While it may be too soon to praise the “new ” leadership at the Harbor,
as they have yet to accomplish much of anything. The harbor dredging
remains stalled, harbor deferred maintenance remains unattended for
decades, and the continued relationship with REC and Alex Lemus is
troubling at best. When the topic of the two harbor run RV parks come
up, all sorts of past, present, and future “Red Flags” are waving in the
air. Despite the best efforts of new president of the Commission, Rick
Sheperd, and Secretary, Harry Adams, the movement towards fixing any of
the Harbor’s woes has become glacial.
Dredging has not made it past the disposal site issue as of the most
recent meeting. The US Army Corp of Engineers has stepped up to be the
party responsible for the dredging; however, permits and an acceptable
disposal site for the dredged materials continues to be a problem
unsolved. Commissioner Brian Stone, who seems to like the lime light,
remains a problem on any movement with the project. His revelation of a
potential and expensive disposal site in Eureka appeared magically out
of thin air. None the less the dredging looks to be months if not years
off, already more than ten years overdue.
The harbor’s deplorable state of maintenance has been an issue for many
years. The claim by the commission when lobbying for TOT money was that
this issue would be taken care of once the voters passed Measure “C”.
The voters gave the Harbor the new levy which they have collected for
several years now and maintenance at the harbor continues to fall
further down the list of Commission projects. In the meantime the
Harbor’s foray into Solar Power will likely saddle it with the
unexpected cost of maintaining that system should Lemus and Renewable
Energy Capital fail to meet their obligations. At this point one
wonders why the Commission continues to listen to Alex Lemus and his
park development plan.
The final spot of trouble the Commission has become embroiled in is
REC’s development plans for the harbor’s two RV parks. While the
questions remain about the machinations by which the harbor came into
possession of the two parks, REC’s redevelopment plan, speculative at
best, appears to require the relocation of 86 current tenants, likely
permanently. According to the Commission’s President a transition plan
must be submitted before Lemus can begin his project. Thus far, REC’s
transition plan has a few gaping holes in it. The Where, When, and How
are to be spelled out in 86 individual plans for each of the current
long term tenants. There is something about some being relocated
permanently, others to be incorporated in the park’s “master Plan”, and
vague reassurances that all would be well. If the harbor’s experience
with Mr. Lemus over his previous project is anything to judge by, it
might be time to cut Mr. Lemus loose. The “red flags” continue to wave.

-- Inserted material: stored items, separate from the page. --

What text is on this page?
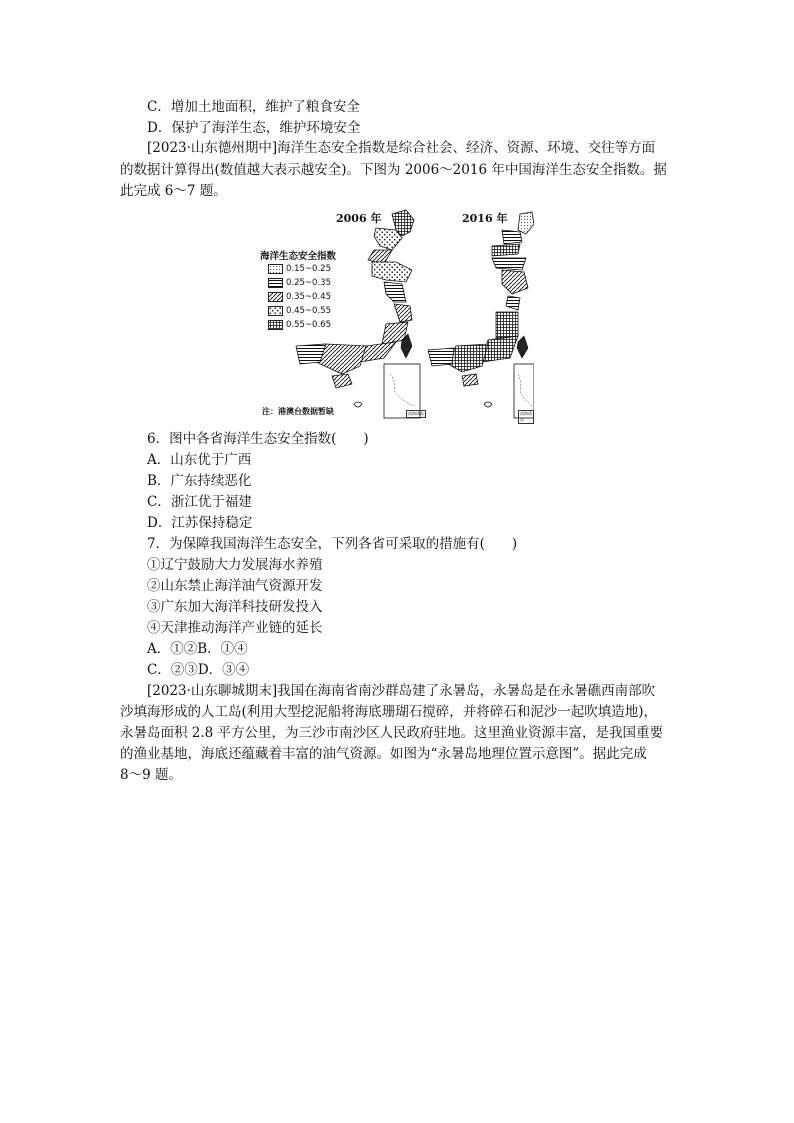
C．增加土地面积，维护了粮食安全
D．保护了海洋生态，维护环境安全
[2023·山东德州期中]海洋生态安全指数是综合社会、经济、资源、环境、交往等方面
的数据计算得出(数值越大表示越安全)。下图为 2006～2016 年中国海洋生态安全指数。据
此完成 6～7 题。
2006 年	2016 年
海洋生态安全指数
0.15~0.25
0.25~0.35
0.35~0.45
0.45~0.55
0.55~0.65
注：港澳台数据暂缺	南海诸岛	南海诸岛
6．图中各省海洋生态安全指数(　　)
A．山东优于广西
B．广东持续恶化
C．浙江优于福建
D．江苏保持稳定
7．为保障我国海洋生态安全，下列各省可采取的措施有(　　)
①辽宁鼓励大力发展海水养殖
②山东禁止海洋油气资源开发
③广东加大海洋科技研发投入
④天津推动海洋产业链的延长
A．①②B．①④
C．②③D．③④
[2023·山东聊城期末]我国在海南省南沙群岛建了永暑岛，永暑岛是在永暑礁西南部吹
沙填海形成的人工岛(利用大型挖泥船将海底珊瑚石搅碎，并将碎石和泥沙一起吹填造地)，
永暑岛面积 2.8 平方公里，为三沙市南沙区人民政府驻地。这里渔业资源丰富，是我国重要
的渔业基地，海底还蕴藏着丰富的油气资源。如图为“永暑岛地理位置示意图”。据此完成
8～9 题。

Clearly the Harbor Commission is having a difficult time getting much
done. The plan to install high end accommodations in the two RV parks
has been met with some skepticism in the community. It has also spelled
out a plan for a hotel, parking garage, emergency evacuation site and
tourist attraction once planned. One wonders if the commission even
remembers that it is a harbor to accommodate boats first and foremost
and not Brian Stone’s personal sand box…
One thought on “The Harbor Swings And Whiffs Again”
Please”cut Lemus loose.” Moving 86 residents to make room for tourists is ludicrous. Maybe some of us locals don’t want more tourists. I like to go to the beaches when they’re not crowded. Tourists add to the garbage and water use. The rates for these 2 keep going up now. Tourists shop our supplies. If the mighty tourist dollar is so much why do they keep wanting more taxes and bonds from us. And who needs a hotel, aren’t there enough motels already. A parking garage, for what? Promote fishing on the Smith River; there are already guides and boat rentals. Maybe tourism is good for motels and restaurants, but we don’t all own one. Lemus burned us on the solar project; how could you even consider doing business with him again.